A única organização de defesa de direitos LGBT de Moçambique deu um importante passo para o reconhecimento legal, pelo qual luta há quase uma década.
Uma decisão Conselho Constitucional de Moçambique — equivalente à Suprema Corte do país — resultará que o estatuto da Lambda não viola a Constituição da República como alegava o poder executivo.
Desde 2008, a Lambda teve sucessivos pedidos de registro como “associação” ignorados pelo Ministério da Justiça, órgão encarregado da função de registro de organizações da sociedade civil.
Segundo os activistas, oficiais do governo diziam informalmente que o pedido não poderia ser processado por ferir uma cláusula da Lei de Associações de 1991 que impedia o registo de associações que perseguissem fins contrários “à ordem moral, social e económica do país e ofendam os direitos de terceiros ou do bem público”.
No dia 31 de Outubro, o o Conselho declarou a cláusula inconstitucional por estar em contradição com o artigo 52 da Constituição da República, que diz que “são proibidas as associações armadas de tipo militar ou paramilitar e as que promovam a violência, o racismo, a xenofobia ou que prossigam fins contrários à lei”. O Conselho determinou que essas são as únicas associações impedidas de registro.
A decisão do Conselho não menciona associações específicas, mas segundo o diretor executivo da Lambda Danilo da Silva a decisão finalmente abre as portas para a legalização da organização. Ele declarou à Deutsche Welle:
“Este posicionamento do Conselho Constitucional vem de alguma forma desarmar esta justificação que informalmente era-nos passada”.
Direitos LGBT em África
A legalização da Lambda soma-se ao ambiente gradativamente favorável à população LGBT em Moçambique, um dos poucos países da África em que homossexualidade não é crime. No Sudão, Nigéria e partes da Somália homossexualidade é punível com pena de morte, enquanto em Uganda, Tanzânia e Serra Leoa com prisão perpétua.
As antigas colónias portuguesas estão entre os países mais tolerantes do continente à população LGBT. Cabo Verde, por exemplo, foi o segundo a descriminalizar a homossexualidade (em 2004) e um dos únicos seis países africanos a assinar um documento da Assembleia Geral da ONU condenando violações de direitos humanos a minorias sexuais (em 2008).

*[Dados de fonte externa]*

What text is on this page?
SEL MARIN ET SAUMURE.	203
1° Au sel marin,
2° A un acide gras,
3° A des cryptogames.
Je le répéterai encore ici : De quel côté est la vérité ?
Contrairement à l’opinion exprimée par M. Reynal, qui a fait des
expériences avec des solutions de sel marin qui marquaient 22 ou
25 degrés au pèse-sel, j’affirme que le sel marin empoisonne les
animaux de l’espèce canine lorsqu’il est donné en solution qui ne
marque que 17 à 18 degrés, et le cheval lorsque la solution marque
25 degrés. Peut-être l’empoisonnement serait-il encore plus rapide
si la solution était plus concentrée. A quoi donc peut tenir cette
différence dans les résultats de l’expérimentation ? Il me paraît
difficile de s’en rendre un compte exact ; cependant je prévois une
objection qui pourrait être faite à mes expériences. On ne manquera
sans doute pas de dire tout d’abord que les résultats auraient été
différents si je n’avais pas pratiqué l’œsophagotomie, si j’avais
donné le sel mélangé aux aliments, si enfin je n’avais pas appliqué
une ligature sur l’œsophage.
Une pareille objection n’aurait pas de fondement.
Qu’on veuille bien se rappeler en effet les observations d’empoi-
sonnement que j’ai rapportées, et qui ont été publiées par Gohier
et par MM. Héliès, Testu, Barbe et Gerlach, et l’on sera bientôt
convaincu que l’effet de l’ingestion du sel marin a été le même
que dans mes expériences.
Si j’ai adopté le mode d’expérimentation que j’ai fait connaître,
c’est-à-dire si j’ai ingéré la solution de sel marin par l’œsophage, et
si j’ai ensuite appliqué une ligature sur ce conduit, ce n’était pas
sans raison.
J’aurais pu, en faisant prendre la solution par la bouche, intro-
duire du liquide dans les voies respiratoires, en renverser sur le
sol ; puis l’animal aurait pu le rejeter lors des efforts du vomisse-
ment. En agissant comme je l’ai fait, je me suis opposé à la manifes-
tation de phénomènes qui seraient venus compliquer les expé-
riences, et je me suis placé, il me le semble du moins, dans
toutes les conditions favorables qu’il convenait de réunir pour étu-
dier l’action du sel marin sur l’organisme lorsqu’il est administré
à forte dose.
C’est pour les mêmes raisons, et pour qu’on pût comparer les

Alguns juristas cabo-verdeanos inclusive defendem que os artigos do Código Civil que restrigem o casamento a pessoas de sexos diferentes é inconstitucional por serem anteriores à promulgação da Constituição da República. O documentário “Tchindas“, que conta a história de Tchinda Andrade, proeminente ativista transsexual do país, ganhou diversos prêmios internacionais em 2016.
Porém, mesmo em países relativamente amigáveis, a população LGBT não está livre de preconceito e violência. Em Angola, onde a lei é omissa quanto à atividade homossexual, a comunidade LGBT vive de forma anónima e é discriminada quanto ao acesso à saúde e educação, segundo Carlos Fernandes, director da Associação Iris Angola.
A decisão do Conselho Constitucional em Moçambique também não foi recebida apenas com regozijo pela sociedade. Numa publicação muito comentada do jornalista Ericino de Salema, por exemplo, muitos se manifestaram contra o reconhecimento da Lambda e a homossexualidade em si.
Danilo da Silva, director executivo da Lambda, respondeu na publicação a esses comentários:
Vejo muito ressentimento naqueles que querem usar do poder coesivo do Estado para fazer valer os seus preconceitos. É uma pena pois viver em sociedade é saber respeitar os outros, mesmo que não simpatizemos com as suas escolhas de vida, desde que estas não nos afectem.
Direitos fundamentais são direitos de todos os moçambicanos, não são privilégios para alguns.
Vamos tod@s aproveitar a oportunidade para aprender com aquele acórdão que não é só uma vitória para as pessoas LGBT, mas para todos que são e tem ideias diferentes. Aquele acórdão é um ode à igualdade, a paz e a harmonia social.Hoje estou muito orgulhoso de ser moçambicano.